Big
Forum Üyesi
- Katılım
- 18 Eki 2022
- Mesajlar
- 1,811
- Puanları
- 0
AKP liderinin kamu oyu yoklamalarını en iyi kullanan, en iyi bağıran, bilmediği konuları bile bir bilgiç eda ile konuştuğu hatta işine geldiğinde yalanı doğruymuş gibi söyleyerek mugalata yaptığını, yanlış tarihleri ve yanlış bilgileri bilinçli olarak kullanıp kendi seçmenini inandırdığı bilinen bir gerçek.

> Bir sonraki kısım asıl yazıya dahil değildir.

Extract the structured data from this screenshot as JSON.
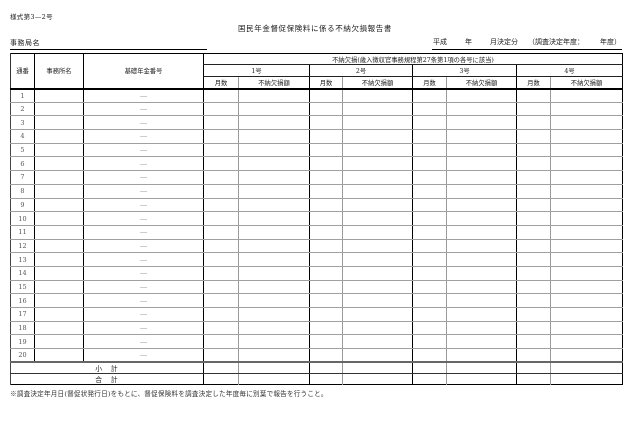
{
  "page": {
    "form_number": "様式第3—2号",
    "title": "国民年金督促保険料に係る不納欠損報告書",
    "office_label": "事務局名",
    "date_line": {
      "era": "平成",
      "year_label": "年",
      "month_label": "月決定分",
      "survey_open": "（調査決定年度：",
      "survey_close": "年度）"
    },
    "footer_note": "※調査決定年月日(督促状発行日)をもとに、督促保険料を調査決定した年度毎に別葉で報告を行うこと。"
  },
  "table": {
    "col_serial": "通番",
    "col_office": "事務所名",
    "col_pension": "基礎年金番号",
    "group_header": "不納欠損(歳入徴収官事務規程第27条第1項の各号に該当)",
    "groups": [
      "1号",
      "2号",
      "3号",
      "4号"
    ],
    "sub_months": "月数",
    "sub_amount": "不納欠損額",
    "subtotal_label": "小　計",
    "total_label": "合　計",
    "rows": [
      {
        "no": "1",
        "office": "",
        "pension_no": "―"
      },
      {
        "no": "2",
        "office": "",
        "pension_no": "―"
      },
      {
        "no": "3",
        "office": "",
        "pension_no": "―"
      },
      {
        "no": "4",
        "office": "",
        "pension_no": "―"
      },
      {
        "no": "5",
        "office": "",
        "pension_no": "―"
      },
      {
        "no": "6",
        "office": "",
        "pension_no": "―"
      },
      {
        "no": "7",
        "office": "",
        "pension_no": "―"
      },
      {
        "no": "8",
        "office": "",
        "pension_no": "―"
      },
      {
        "no": "9",
        "office": "",
        "pension_no": "―"
      },
      {
        "no": "10",
        "office": "",
        "pension_no": "―"
      },
      {
        "no": "11",
        "office": "",
        "pension_no": "―"
      },
      {
        "no": "12",
        "office": "",
        "pension_no": "―"
      },
      {
        "no": "13",
        "office": "",
        "pension_no": "―"
      },
      {
        "no": "14",
        "office": "",
        "pension_no": "―"
      },
      {
        "no": "15",
        "office": "",
        "pension_no": "―"
      },
      {
        "no": "16",
        "office": "",
        "pension_no": "―"
      },
      {
        "no": "17",
        "office": "",
        "pension_no": "―"
      },
      {
        "no": "18",
        "office": "",
        "pension_no": "―"
      },
      {
        "no": "19",
        "office": "",
        "pension_no": "―"
      },
      {
        "no": "20",
        "office": "",
        "pension_no": "―"
      }
    ],
    "colors": {
      "border_dark": "#000000",
      "border_light": "#9a9a9a",
      "text": "#1a1a1a"
    }
  }
}
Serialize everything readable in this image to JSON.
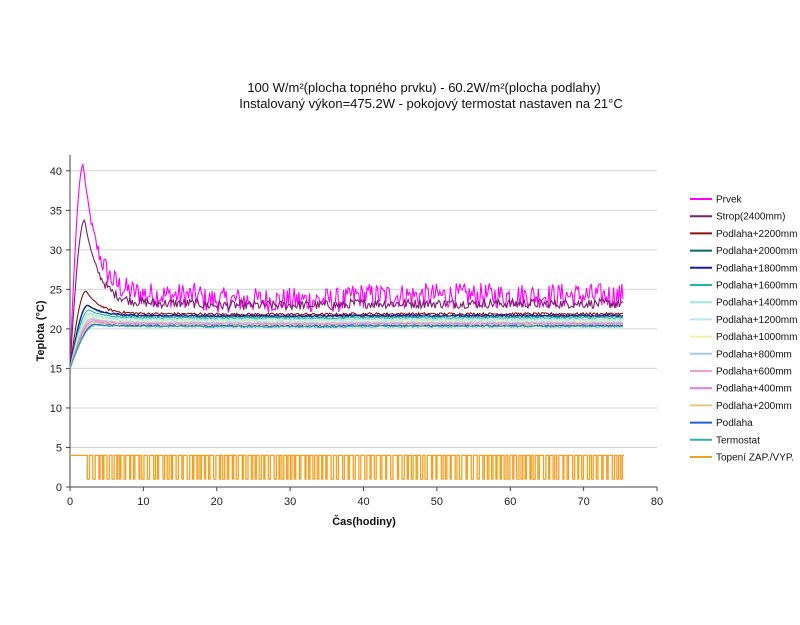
{
  "chart_data": {
    "type": "line",
    "title_lines": [
      "100 W/m²(plocha topného prvku) - 60.2W/m²(plocha podlahy)",
      "Instalovaný výkon=475.2W - pokojový termostat nastaven na 21°C"
    ],
    "xlabel": "Čas(hodiny)",
    "ylabel": "Teplota (°C)",
    "xlim": [
      0,
      80
    ],
    "ylim": [
      0,
      42
    ],
    "x_ticks": [
      0,
      10,
      20,
      30,
      40,
      50,
      60,
      70,
      80
    ],
    "y_ticks": [
      0,
      5,
      10,
      15,
      20,
      25,
      30,
      35,
      40
    ],
    "grid": "horizontal",
    "legend_position": "right",
    "series": [
      {
        "name": "Prvek",
        "color": "#ff00ff",
        "start": 15.5,
        "peak_x": 1.8,
        "peak": 40.8,
        "steady": 24.2,
        "noise": 1.6,
        "kind": "temp"
      },
      {
        "name": "Strop(2400mm)",
        "color": "#7b1f6e",
        "start": 15.0,
        "peak_x": 2.0,
        "peak": 33.8,
        "steady": 23.2,
        "noise": 0.6,
        "kind": "temp"
      },
      {
        "name": "Podlaha+2200mm",
        "color": "#8b1010",
        "start": 15.0,
        "peak_x": 2.2,
        "peak": 24.8,
        "steady": 21.9,
        "noise": 0.15,
        "kind": "temp"
      },
      {
        "name": "Podlaha+2000mm",
        "color": "#006b6b",
        "start": 15.0,
        "peak_x": 2.4,
        "peak": 23.0,
        "steady": 21.6,
        "noise": 0.1,
        "kind": "temp"
      },
      {
        "name": "Podlaha+1800mm",
        "color": "#1a1aa0",
        "start": 15.0,
        "peak_x": 2.5,
        "peak": 23.0,
        "steady": 21.7,
        "noise": 0.1,
        "kind": "temp"
      },
      {
        "name": "Podlaha+1600mm",
        "color": "#20b2aa",
        "start": 15.0,
        "peak_x": 2.6,
        "peak": 22.4,
        "steady": 21.4,
        "noise": 0.1,
        "kind": "temp"
      },
      {
        "name": "Podlaha+1400mm",
        "color": "#a0e6d8",
        "start": 15.0,
        "peak_x": 2.7,
        "peak": 22.0,
        "steady": 21.2,
        "noise": 0.1,
        "kind": "temp"
      },
      {
        "name": "Podlaha+1200mm",
        "color": "#b8e8f0",
        "start": 15.0,
        "peak_x": 2.8,
        "peak": 21.8,
        "steady": 21.0,
        "noise": 0.1,
        "kind": "temp"
      },
      {
        "name": "Podlaha+1000mm",
        "color": "#f4f0a0",
        "start": 15.0,
        "peak_x": 2.9,
        "peak": 21.6,
        "steady": 20.9,
        "noise": 0.1,
        "kind": "temp"
      },
      {
        "name": "Podlaha+800mm",
        "color": "#a8c8f0",
        "start": 15.0,
        "peak_x": 3.0,
        "peak": 21.4,
        "steady": 20.8,
        "noise": 0.1,
        "kind": "temp"
      },
      {
        "name": "Podlaha+600mm",
        "color": "#f0a0c8",
        "start": 15.0,
        "peak_x": 3.1,
        "peak": 21.2,
        "steady": 20.7,
        "noise": 0.1,
        "kind": "temp"
      },
      {
        "name": "Podlaha+400mm",
        "color": "#d080e8",
        "start": 15.0,
        "peak_x": 3.2,
        "peak": 21.0,
        "steady": 20.6,
        "noise": 0.1,
        "kind": "temp"
      },
      {
        "name": "Podlaha+200mm",
        "color": "#f0c080",
        "start": 15.0,
        "peak_x": 3.3,
        "peak": 20.8,
        "steady": 20.5,
        "noise": 0.1,
        "kind": "temp"
      },
      {
        "name": "Podlaha",
        "color": "#1f5fd0",
        "start": 15.0,
        "peak_x": 3.4,
        "peak": 20.6,
        "steady": 20.4,
        "noise": 0.1,
        "kind": "temp"
      },
      {
        "name": "Termostat",
        "color": "#30b0b0",
        "start": 15.0,
        "peak_x": 3.5,
        "peak": 20.5,
        "steady": 20.3,
        "noise": 0.1,
        "kind": "temp"
      },
      {
        "name": "Topení ZAP./VYP.",
        "color": "#f5a020",
        "on": 4,
        "off": 1,
        "kind": "onoff",
        "t_end": 75.5
      }
    ]
  }
}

Hatta o kadar ki medyayı kendine bağlamak için her türlü siyasi manevra ve hükümet gücünü kullandığı, muhalif gazetecileri ve yazarların işlerine son verdiği de bir başka iddia. Öyle ki tanınmış, muhalif, bilgili, dil bilen, dünya ile iletişim kurabilen gazetecilerin yerine yarı cahil, kendine biatlı, dünyayı anlayabilmek yetenekleri olmayan, dil bilmeyen kişileri doldurduğu da bir gerçek, Sadece saraydan gelen bilgileri kullanıp benzer manşetler atan kontrollü medya mensuplarını tercih ettiği onları uçağında gezdirdiği de bir başka gerçek.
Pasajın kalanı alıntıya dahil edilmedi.